Si les acteurs de la filière sont prêts à investir, ils ne peuvent le faire que dans des conditions économiques et réglementaires adaptées à l’essor de l’économie circulaire en France, disent-ils. La CME commente les six projets concrets. D’autres projets transversaux notamment sur les innovations technologiques en matière numérique viennent compléter ces projets.

1. Développer l’incorporation de matières premières de recyclage. La CME estime qu’il faut aller plus loin que les engagements volontaires d’incorporation de matières premières de recyclage énoncés en juin dernier, et ne pas limiter les besoins d’accroissement des capacités d’incorporation aux seuls plastiques. Dans ce contexte, le travail entre les industriels du recyclage et les industries utilisatrices de matières visant à adapter au plus juste la qualité des matières de recyclage aux attentes réelles des utilisateurs et à améliorer durablement la compétitivité économique des matières premières de recyclage par rapport aux matières vierges via l’expérimentation d’un mécanisme économique incitatif. doit participer à la diminution progressive des quantités de déchets qui partent en stockage, dès lors qu’ils trouveront alors des solutions de recyclage.

2. Accompagner la croissance des besoins en valorisation énergétique des fractions non recyclables/Combustibles Solides de Récupération – CSR. La CME estime que ce projet doit permettre l’émergence d’une véritable filière de consommation de CSR, qui a du mal à voir le jour en France à la différence d’autres pays européens, en raison, dit-elle, notamment, de son manque de compétitivité par rapport aux énergies fossiles. Cette filière permettra d’apporter une solution locale de substitution aux énergies carbonées importées et détournera des tonnages du stockage de déchets.

3. Accompagner les acteurs sur la recyclabilité. L’éco-conception, plus particulièrement la recyclabilité réelle d’un produit, est la première étape vers une économie circulaire, commente la CME. Aujourd’hui, les acteurs concernés travaillent encore trop en silos rendant très difficile l’anticipation de la fin de vie des produits.
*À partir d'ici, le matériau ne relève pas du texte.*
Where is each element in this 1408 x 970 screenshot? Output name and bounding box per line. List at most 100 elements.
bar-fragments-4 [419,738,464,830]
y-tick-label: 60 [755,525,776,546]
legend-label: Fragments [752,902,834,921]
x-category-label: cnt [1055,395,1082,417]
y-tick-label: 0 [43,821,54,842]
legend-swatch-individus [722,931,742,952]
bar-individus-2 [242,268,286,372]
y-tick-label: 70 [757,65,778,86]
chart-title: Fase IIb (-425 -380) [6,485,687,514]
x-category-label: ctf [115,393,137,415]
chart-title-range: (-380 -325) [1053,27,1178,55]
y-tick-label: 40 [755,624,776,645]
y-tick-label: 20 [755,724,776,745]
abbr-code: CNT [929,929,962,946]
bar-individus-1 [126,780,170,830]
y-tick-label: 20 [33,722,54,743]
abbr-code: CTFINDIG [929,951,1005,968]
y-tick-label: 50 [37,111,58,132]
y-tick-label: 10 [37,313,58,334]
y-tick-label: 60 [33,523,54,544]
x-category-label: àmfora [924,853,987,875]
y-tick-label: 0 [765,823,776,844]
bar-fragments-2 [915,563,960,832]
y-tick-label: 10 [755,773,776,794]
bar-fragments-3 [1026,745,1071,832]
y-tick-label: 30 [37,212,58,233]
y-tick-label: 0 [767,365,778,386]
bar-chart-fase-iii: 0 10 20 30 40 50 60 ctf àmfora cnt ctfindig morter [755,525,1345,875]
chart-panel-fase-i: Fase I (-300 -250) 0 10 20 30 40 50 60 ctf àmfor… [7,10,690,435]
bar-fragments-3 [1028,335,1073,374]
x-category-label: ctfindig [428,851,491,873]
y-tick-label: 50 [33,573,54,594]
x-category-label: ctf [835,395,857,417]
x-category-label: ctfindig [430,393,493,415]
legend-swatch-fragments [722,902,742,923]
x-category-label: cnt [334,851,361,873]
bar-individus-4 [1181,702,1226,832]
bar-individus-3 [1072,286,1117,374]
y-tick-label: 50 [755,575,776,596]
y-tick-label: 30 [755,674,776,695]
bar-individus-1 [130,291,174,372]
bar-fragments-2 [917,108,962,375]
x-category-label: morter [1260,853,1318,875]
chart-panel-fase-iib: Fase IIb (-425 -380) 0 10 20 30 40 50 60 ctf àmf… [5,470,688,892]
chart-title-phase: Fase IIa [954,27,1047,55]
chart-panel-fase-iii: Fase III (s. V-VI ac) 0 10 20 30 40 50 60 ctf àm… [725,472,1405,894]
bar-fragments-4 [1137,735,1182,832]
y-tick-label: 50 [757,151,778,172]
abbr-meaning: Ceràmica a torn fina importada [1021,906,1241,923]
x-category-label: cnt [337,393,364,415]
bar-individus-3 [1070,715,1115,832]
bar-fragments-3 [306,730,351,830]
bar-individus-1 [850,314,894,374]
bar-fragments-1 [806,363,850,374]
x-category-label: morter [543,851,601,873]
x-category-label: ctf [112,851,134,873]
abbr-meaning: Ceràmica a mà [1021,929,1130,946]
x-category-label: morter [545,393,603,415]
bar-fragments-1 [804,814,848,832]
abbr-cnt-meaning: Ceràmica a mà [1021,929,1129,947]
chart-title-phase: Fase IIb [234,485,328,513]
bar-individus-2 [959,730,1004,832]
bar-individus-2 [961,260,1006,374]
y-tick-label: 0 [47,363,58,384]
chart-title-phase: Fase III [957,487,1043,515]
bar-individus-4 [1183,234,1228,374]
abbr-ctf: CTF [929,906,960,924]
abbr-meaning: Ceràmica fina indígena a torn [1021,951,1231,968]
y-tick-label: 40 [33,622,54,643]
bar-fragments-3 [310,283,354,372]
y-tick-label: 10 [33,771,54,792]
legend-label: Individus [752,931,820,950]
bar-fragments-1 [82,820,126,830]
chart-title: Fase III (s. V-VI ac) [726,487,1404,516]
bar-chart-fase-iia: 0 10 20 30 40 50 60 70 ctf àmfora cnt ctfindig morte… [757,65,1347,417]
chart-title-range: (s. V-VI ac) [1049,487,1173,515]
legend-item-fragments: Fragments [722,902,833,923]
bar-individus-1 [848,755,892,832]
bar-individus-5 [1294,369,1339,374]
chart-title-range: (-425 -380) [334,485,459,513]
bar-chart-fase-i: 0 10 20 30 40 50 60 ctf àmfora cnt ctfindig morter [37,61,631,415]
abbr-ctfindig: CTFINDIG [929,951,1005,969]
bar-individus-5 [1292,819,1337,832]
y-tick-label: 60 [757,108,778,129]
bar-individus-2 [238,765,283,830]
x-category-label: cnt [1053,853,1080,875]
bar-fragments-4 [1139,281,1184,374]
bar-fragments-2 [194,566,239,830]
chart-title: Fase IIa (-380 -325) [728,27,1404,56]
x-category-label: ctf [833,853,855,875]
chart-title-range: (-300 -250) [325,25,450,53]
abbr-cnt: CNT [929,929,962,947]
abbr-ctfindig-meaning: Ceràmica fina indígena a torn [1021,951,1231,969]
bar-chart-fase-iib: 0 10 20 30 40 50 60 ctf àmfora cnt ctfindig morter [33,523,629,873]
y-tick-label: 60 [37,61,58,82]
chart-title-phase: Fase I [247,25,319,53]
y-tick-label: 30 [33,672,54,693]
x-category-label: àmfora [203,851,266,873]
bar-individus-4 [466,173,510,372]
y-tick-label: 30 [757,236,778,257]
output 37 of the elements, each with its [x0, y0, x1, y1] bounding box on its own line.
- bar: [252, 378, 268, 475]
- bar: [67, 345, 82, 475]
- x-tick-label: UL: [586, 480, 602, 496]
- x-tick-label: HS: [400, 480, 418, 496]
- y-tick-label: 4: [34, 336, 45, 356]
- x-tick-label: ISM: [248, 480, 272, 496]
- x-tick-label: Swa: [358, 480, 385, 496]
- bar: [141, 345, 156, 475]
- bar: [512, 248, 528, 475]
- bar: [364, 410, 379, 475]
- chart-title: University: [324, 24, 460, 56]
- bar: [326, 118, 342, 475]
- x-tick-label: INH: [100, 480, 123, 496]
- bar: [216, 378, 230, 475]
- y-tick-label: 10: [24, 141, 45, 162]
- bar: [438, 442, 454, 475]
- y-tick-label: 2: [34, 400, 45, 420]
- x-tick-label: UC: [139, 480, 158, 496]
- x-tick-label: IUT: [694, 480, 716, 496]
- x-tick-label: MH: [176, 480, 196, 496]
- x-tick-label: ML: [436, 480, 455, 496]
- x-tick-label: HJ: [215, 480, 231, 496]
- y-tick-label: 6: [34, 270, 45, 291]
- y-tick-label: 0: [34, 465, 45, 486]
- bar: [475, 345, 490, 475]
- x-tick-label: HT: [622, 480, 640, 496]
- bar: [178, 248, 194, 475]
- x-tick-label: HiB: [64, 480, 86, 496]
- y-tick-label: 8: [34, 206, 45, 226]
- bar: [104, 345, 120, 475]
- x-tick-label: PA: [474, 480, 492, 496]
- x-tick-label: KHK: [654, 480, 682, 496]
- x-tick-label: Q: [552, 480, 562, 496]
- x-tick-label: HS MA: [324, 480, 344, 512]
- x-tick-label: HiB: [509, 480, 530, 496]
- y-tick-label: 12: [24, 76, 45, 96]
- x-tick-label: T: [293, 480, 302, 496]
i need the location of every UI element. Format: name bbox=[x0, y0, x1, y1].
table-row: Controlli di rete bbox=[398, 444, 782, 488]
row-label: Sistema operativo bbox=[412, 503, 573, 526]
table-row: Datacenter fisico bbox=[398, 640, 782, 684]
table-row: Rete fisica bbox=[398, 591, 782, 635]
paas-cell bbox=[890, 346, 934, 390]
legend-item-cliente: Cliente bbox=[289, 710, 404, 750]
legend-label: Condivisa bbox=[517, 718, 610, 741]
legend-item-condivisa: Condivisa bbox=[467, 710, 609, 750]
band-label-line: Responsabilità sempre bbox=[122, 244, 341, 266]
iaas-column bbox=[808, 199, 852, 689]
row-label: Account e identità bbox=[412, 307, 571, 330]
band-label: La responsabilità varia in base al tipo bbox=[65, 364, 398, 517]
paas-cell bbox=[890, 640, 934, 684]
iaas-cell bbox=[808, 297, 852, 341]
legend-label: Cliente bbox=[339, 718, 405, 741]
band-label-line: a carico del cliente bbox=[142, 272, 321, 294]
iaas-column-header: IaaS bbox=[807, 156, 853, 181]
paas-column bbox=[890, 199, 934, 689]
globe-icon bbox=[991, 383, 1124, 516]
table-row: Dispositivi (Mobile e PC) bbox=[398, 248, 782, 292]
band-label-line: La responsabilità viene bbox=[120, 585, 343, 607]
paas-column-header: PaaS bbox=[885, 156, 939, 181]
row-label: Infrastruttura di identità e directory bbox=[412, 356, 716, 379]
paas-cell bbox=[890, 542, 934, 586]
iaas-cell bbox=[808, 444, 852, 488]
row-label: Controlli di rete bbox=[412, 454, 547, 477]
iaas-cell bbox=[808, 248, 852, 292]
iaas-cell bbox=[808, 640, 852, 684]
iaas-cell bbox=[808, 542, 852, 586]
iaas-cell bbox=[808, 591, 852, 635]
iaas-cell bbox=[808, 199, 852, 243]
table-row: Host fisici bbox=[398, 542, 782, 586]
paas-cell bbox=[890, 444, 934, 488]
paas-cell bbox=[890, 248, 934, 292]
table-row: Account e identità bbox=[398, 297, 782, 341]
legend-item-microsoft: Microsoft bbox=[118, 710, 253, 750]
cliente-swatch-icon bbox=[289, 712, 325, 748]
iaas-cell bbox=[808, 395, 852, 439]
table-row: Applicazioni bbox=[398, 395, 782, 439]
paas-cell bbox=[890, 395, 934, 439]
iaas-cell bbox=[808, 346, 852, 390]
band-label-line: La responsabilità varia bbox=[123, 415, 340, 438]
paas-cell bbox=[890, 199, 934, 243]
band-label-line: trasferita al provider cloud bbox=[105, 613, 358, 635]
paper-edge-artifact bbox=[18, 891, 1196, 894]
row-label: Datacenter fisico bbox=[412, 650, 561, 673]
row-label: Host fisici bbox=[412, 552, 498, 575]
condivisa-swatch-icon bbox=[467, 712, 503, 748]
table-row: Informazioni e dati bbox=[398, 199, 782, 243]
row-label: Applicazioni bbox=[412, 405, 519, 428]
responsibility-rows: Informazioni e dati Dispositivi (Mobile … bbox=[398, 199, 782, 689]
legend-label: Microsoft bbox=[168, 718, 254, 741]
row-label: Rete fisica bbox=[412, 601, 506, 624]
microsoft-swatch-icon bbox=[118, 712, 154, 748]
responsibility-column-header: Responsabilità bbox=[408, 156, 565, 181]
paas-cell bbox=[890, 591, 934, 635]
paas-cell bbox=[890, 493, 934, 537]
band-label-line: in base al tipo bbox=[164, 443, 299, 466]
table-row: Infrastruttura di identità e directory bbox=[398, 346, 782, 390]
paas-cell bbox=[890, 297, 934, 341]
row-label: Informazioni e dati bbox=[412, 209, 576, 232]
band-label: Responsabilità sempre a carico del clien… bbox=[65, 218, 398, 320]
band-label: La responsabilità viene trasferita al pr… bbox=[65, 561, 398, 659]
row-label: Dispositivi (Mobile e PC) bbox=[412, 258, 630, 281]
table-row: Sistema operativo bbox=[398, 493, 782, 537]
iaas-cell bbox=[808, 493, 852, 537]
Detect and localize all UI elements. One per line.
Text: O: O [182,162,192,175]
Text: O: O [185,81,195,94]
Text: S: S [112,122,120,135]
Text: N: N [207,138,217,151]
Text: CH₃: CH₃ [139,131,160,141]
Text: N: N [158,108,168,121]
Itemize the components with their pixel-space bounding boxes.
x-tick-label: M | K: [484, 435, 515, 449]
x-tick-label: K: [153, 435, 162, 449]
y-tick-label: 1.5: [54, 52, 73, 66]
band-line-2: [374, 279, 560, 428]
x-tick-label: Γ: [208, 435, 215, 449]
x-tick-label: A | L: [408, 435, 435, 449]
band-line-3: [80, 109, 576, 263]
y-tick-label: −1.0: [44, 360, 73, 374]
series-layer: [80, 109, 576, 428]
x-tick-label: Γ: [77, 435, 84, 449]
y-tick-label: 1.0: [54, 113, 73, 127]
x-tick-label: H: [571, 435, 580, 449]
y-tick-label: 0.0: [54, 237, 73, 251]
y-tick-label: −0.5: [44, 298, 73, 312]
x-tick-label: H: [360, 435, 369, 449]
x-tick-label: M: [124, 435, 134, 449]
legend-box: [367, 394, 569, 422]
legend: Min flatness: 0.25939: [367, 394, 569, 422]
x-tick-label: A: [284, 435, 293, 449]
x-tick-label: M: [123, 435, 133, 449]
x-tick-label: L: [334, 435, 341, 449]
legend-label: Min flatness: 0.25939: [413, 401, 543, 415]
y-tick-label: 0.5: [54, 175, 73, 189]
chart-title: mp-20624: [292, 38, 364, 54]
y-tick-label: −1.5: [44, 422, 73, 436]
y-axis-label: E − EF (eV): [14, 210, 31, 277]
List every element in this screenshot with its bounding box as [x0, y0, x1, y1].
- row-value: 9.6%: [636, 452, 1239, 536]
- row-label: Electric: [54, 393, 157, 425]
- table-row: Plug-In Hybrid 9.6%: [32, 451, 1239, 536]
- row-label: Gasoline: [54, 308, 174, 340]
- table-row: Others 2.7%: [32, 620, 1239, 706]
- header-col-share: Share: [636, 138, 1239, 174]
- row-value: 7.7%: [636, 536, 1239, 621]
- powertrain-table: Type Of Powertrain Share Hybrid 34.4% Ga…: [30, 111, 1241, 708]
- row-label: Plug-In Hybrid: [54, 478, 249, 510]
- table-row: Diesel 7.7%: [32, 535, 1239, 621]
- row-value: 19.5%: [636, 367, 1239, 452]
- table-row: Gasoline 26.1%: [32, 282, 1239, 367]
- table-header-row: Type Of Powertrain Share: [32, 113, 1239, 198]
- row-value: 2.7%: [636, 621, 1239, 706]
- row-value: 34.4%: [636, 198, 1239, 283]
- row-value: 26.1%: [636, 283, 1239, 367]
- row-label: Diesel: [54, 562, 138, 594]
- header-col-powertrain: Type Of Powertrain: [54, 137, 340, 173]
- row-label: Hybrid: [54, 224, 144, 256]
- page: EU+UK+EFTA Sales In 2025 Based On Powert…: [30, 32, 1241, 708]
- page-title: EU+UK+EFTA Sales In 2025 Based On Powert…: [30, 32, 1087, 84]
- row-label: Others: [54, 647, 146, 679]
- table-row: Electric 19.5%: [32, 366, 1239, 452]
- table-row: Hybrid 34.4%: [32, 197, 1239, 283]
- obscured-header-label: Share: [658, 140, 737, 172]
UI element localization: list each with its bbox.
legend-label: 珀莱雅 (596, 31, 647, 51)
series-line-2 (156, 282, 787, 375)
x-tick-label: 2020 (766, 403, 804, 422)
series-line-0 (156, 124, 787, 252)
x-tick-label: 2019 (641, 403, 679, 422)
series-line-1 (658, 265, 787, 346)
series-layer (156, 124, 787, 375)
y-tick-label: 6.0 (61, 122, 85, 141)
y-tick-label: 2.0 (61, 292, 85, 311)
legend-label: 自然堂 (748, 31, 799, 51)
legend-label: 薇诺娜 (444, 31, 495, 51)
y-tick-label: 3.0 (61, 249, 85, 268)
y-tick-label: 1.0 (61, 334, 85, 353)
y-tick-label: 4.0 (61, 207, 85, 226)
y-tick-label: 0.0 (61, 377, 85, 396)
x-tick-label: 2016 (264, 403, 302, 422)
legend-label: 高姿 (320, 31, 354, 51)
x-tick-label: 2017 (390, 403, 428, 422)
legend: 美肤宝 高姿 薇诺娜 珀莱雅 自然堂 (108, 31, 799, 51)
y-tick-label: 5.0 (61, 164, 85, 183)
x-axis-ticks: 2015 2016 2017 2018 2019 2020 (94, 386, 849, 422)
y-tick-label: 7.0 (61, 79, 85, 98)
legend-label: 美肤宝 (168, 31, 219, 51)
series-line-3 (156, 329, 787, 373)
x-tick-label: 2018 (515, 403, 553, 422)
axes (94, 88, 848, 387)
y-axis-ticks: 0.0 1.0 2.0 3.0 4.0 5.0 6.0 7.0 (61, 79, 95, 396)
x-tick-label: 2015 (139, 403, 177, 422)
Ce projet doit aboutir à la création d’un centre d’expertise à même d’identifier puis de réduire drastiquement les quantités de produits manufacturés non recyclables mis sur le marché et éviter, ainsi, de reproduire les écueils du PET opaque.

4. Accélérer la robotisation des centres de tri. L’industrialisation des centres de tri vise à la fois à augmenter les cadences de tri tout en améliorant les conditions de travail des opérateurs. En s’appuyant sur l’innovation, la recherche et développement, avec l’intelligence artificielle et le deep-learning, c’est aussi une réelle opportunité de développer une compétence française par la mise au point de robots de tri intelligents.

5. Accélérer la croissance des entreprises et développer la présence à l’international avec une attention particulière aux PME. Selon la CME, il faut renforcer les synergies entre ses différents représentants. Le contrat de filière propose l’accompagnement d’une promotion de croissance des PME via l’accélérateur PME de la BPI ainsi que via Stratexio.

6. Accompagner les métiers et l’évolution des compétences. L’un des enjeux pour les branches est de définir de manière prospective les évolutions des emplois en lien avec les mutations, surtout numérique, du secteur.

La Confédération des Métiers de l’Environnement déclare un CA de 19,3 Mds€ ; 1,2 Md€ d’investissements ; 1 529 entreprises ; 4 330 établissements et 75 840 emplois directs non-délocalisables.